Doña Margarita escuchó el reclamo como la voz que reverbera adentro de un tubo y debió aguantar la respiración para que los rechinamientos de su desvencijado cuerpo no eclipsaran la comunicación del momento. Inclinó la cabeza y con la timidez de una niña de siete años señaló hacia un costado. La enfermera giró el cuello y lo vio: estaba apostado en la pared con una mirada contemplativa y azulada como un cielo, a la que ella respondió con una sonrisa blanca. Suspiró al verlo y lo miró como se hace con el bien amado. Él, con el rostro de adonis perfecto y el poder de aplacar los nervios de cualquier mujer, no logró quitarle a la enfermera la desazón por el interruptus causado a su ególatra soledad mientras viajaba por los jardines del onanismo que marchitó el grito insolente de un falso auxilio.

—Llévatelo.

—¡Qué me lo lleve!

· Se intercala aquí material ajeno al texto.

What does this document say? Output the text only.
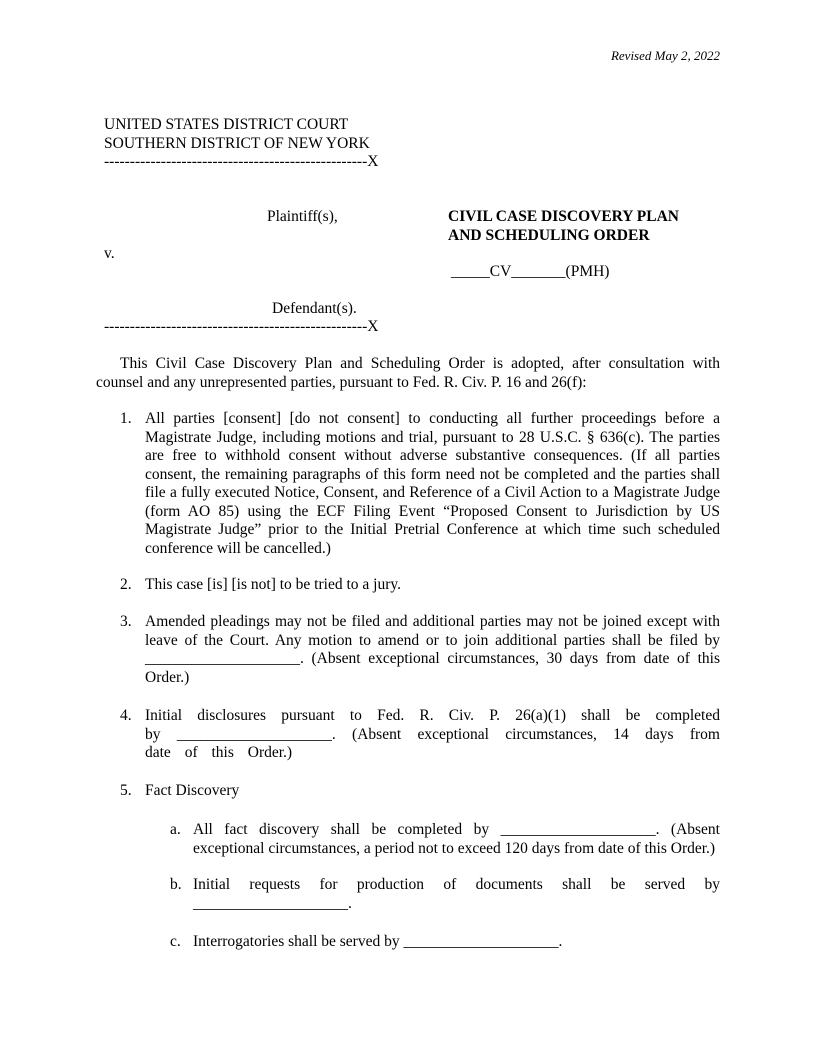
Revised May 2, 2022
UNITED STATES DISTRICT COURT
SOUTHERN DISTRICT OF NEW YORK
---------------------------------------------------X
Plaintiff(s),	CIVIL CASE DISCOVERY PLAN
AND SCHEDULING ORDER
v.
_____CV_______(PMH)
Defendant(s).
---------------------------------------------------X
This Civil Case Discovery Plan and Scheduling Order is adopted, after consultation with counsel and any unrepresented parties, pursuant to Fed. R. Civ. P. 16 and 26(f):
1. All parties [consent] [do not consent] to conducting all further proceedings before a Magistrate Judge, including motions and trial, pursuant to 28 U.S.C. § 636(c). The parties are free to withhold consent without adverse substantive consequences. (If all parties consent, the remaining paragraphs of this form need not be completed and the parties shall file a fully executed Notice, Consent, and Reference of a Civil Action to a Magistrate Judge (form AO 85) using the ECF Filing Event “Proposed Consent to Jurisdiction by US Magistrate Judge” prior to the Initial Pretrial Conference at which time such scheduled conference will be cancelled.)
2. This case [is] [is not] to be tried to a jury.
3. Amended pleadings may not be filed and additional parties may not be joined except with leave of the Court. Any motion to amend or to join additional parties shall be filed by ____________________. (Absent exceptional circumstances, 30 days from date of this Order.)
4. Initial disclosures pursuant to Fed. R. Civ. P. 26(a)(1) shall be completed by ____________________. (Absent exceptional circumstances, 14 days from date of this Order.)
5. Fact Discovery
a. All fact discovery shall be completed by ____________________. (Absent exceptional circumstances, a period not to exceed 120 days from date of this Order.)
b. Initial requests for production of documents shall be served by ____________________.
c. Interrogatories shall be served by ____________________.
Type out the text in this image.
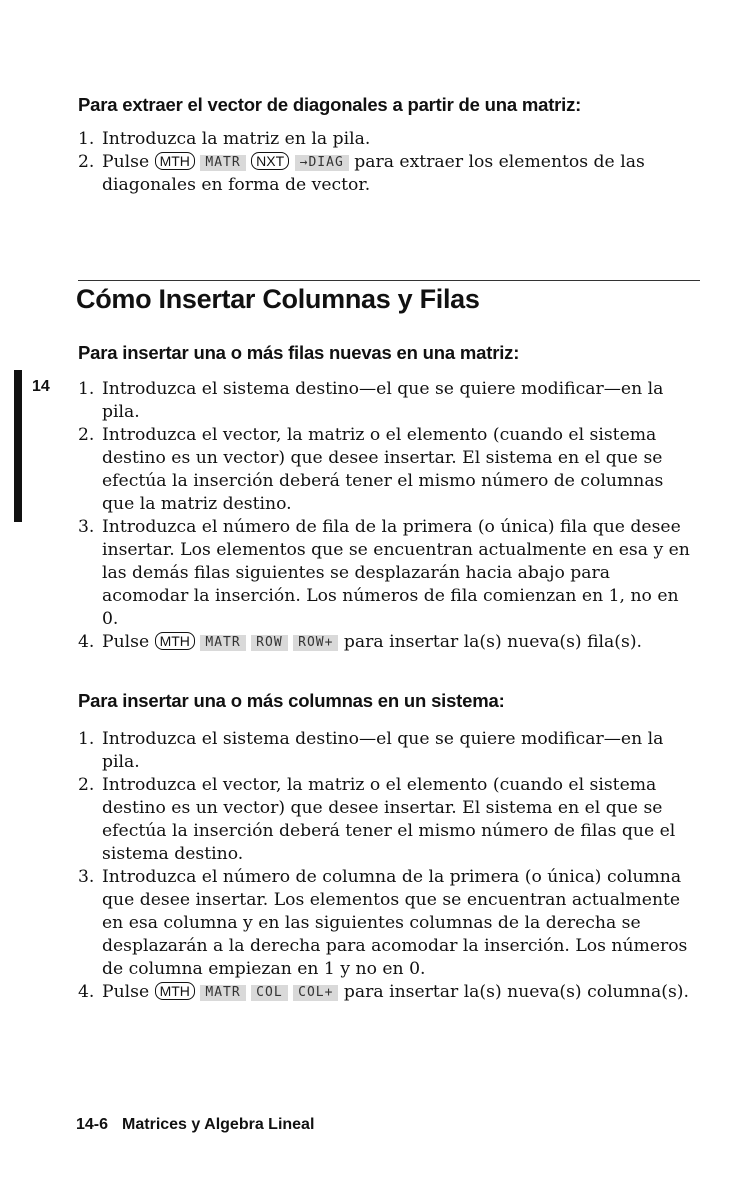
Para extraer el vector de diagonales a partir de una matriz:
1. Introduzca la matriz en la pila.
2. Pulse MTH MATR NXT →DIAG para extraer los elementos de las diagonales en forma de vector.
Cómo Insertar Columnas y Filas
14
Para insertar una o más filas nuevas en una matriz:
1. Introduzca el sistema destino—el que se quiere modificar—en la pila.
2. Introduzca el vector, la matriz o el elemento (cuando el sistema destino es un vector) que desee insertar. El sistema en el que se efectúa la inserción deberá tener el mismo número de columnas que la matriz destino.
3. Introduzca el número de fila de la primera (o única) fila que desee insertar. Los elementos que se encuentran actualmente en esa y en las demás filas siguientes se desplazarán hacia abajo para acomodar la inserción. Los números de fila comienzan en 1, no en 0.
4. Pulse MTH MATR ROW ROW+ para insertar la(s) nueva(s) fila(s).
Para insertar una o más columnas en un sistema:
1. Introduzca el sistema destino—el que se quiere modificar—en la pila.
2. Introduzca el vector, la matriz o el elemento (cuando el sistema destino es un vector) que desee insertar. El sistema en el que se efectúa la inserción deberá tener el mismo número de filas que el sistema destino.
3. Introduzca el número de columna de la primera (o única) columna que desee insertar. Los elementos que se encuentran actualmente en esa columna y en las siguientes columnas de la derecha se desplazarán a la derecha para acomodar la inserción. Los números de columna empiezan en 1 y no en 0.
4. Pulse MTH MATR COL COL+ para insertar la(s) nueva(s) columna(s).
14-6 Matrices y Algebra Lineal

Doña Margarita, por favor, si es un ángel. Cualquier mujer desearía tener un hombre así en el cuarto.

—Me mira todo el tiempo y no me deja dormir.

—¡Santo cielo! No se ponga melindrosa a estas horas de la noche, lo que usted necesita es dormir.

La enfermera lo observó de reojo; él se mantuvo inmóvil en su posición habitual que le hacía verse tácito y ausente, sus rosados labios parecían hablar más de la cuenta así no modularan palabra, imprimiendo en el ambiente un no sé qué indescifrable… y ese encanto misterioso de ingenuidad juvenil y arrogancia varonil seducía, sin proponérselo, el corazón de las damas que lo miraban.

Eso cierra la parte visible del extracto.